My Biased Subconscious
When I picked out this book, I didn’t know it was a mirror in disguise.
Vast shared beliefs in stereotypes infect society as a pandemic almost incurable. And was I, as I thought to be, above this ill mannerism in thought? It would appear as not.
My subconscious is indifferent, but I am not alone. My subconscious is indifferent, but it is not from my doing.
From a society who accentuates difference and sees similarities as impossible fantasy. Of not fantasy, more so distasteful and inhumane.

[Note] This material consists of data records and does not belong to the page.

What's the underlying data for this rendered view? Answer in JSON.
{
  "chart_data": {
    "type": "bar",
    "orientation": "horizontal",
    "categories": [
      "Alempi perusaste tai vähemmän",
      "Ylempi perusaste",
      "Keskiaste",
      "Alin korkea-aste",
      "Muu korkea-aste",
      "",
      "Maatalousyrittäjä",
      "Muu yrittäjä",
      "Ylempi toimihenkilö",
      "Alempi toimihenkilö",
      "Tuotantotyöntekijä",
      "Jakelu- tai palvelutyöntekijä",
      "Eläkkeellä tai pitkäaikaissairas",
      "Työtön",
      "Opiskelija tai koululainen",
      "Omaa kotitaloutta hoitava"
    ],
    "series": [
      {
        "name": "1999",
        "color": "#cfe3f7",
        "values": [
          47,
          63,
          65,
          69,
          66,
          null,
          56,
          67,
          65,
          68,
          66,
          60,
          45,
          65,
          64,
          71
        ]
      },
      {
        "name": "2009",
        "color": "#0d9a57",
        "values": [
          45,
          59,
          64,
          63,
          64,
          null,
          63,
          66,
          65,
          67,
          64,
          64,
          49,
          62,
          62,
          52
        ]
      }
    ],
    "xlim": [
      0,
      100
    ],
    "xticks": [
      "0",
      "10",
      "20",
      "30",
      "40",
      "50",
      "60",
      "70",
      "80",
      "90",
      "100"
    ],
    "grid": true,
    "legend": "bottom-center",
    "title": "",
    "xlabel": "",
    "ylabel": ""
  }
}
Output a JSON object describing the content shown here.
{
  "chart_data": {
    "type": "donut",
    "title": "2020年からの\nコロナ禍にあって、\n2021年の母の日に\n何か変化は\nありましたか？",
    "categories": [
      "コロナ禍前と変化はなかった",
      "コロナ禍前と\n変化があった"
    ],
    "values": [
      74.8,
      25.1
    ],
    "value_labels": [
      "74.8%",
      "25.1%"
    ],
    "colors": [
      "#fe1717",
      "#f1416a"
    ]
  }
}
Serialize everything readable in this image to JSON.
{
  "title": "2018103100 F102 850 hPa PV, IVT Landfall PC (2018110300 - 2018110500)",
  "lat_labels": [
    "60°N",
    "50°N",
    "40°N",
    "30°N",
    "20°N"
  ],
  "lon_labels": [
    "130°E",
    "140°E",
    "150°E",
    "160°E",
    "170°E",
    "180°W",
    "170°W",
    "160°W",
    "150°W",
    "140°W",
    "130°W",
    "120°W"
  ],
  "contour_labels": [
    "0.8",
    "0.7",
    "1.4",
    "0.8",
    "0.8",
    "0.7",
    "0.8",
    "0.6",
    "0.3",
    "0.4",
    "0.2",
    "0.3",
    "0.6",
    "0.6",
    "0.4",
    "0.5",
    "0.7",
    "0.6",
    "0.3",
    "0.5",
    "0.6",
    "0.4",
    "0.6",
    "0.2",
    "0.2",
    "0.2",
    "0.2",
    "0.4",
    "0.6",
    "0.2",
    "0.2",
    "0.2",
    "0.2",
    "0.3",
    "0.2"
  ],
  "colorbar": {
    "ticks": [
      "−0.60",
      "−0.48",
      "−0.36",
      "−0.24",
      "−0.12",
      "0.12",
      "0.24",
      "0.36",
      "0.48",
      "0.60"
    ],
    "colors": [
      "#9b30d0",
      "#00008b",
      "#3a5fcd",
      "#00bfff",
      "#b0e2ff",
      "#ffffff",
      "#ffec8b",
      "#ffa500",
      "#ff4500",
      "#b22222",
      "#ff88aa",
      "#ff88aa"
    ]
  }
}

Blink by Malcolm Gladwell dives deep into the subconscious explaining how snap judgements can be exceedingly helpful as much as insidious. He explains, though, how one can train their subconscious to create greater judgements in moments of urgency as well as the benefit of doing so.
Gladwell also speaks on the ugly side of our vulnerable subconscious, how we unknowingly take on the vast belief of society and act upon them in subtle ways, creating situations that merely deepen these unsightly beliefs.
Throughout, Gladwell also explains ways in which we can maintain greater judgement as well as how to detach ourselves from harmful ones.
I’ve never encountered an author who subtly contradicts himself. Before Blink, I fell in love with Talking to Strangers, which, by contrast, spoke on the notion about how our subconscious judgements that often come to us about strangers can be quite wrong in immensely terrible ways.
Blink, however, speaks more so on the spectrum of general encounters in lieu of personal encounters.
Nonetheless, I still absolutely loved this book beyond words. Though Gladwell spoke on well-known psychology phenomenon, he shed them in a new light that I never even sought to see them as.
This book gave me hope and inspired me to clean my mind in the best way possible, beginning at the absolute darkest layer: the subconscious.